CERMIN: Yuni di Bulan Juni
Sabtu, 18 Juni 2022 - 05:58 WIB
JAKARTA - Tahun 1989. Saya membayangkan penyair Sapardi Djoko Damono sedang melayangkan pandangannya ke luar jendela di ruang kerjanya.
Terhampar telaga Situ Gintung di Ciputat yang masih asri. Jari jemarinya kemudian menari-nari di atas mesin ketik dan jadilah puisi yang paling banyak dikutip itu, Hujan di Bulan Juni.
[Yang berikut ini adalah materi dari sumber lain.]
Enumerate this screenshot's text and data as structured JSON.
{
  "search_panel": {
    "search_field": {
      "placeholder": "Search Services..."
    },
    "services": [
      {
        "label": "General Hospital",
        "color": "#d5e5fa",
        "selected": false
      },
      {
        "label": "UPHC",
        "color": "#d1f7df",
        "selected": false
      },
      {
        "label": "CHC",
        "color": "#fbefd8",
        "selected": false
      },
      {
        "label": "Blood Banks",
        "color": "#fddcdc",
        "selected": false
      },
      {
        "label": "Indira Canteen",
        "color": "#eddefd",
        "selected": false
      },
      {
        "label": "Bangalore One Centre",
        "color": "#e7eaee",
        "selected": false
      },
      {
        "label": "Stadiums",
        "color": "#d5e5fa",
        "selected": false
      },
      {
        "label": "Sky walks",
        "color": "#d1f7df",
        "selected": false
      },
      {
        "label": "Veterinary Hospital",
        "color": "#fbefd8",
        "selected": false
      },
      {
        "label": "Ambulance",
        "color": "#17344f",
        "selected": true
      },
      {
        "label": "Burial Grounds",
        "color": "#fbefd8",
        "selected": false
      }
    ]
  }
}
Arawinda Kirana belum lahir pada tahun itu. Tapi melalui bibirnya, puisi itu kembali didengungkan ke generasi terkini. Puisi yang selalu teringat ketika penanggalan menyentuh bulan keenam. Puisi yang punya efek membekas ke banyak orang termasuk saya, juga Kamila Andini.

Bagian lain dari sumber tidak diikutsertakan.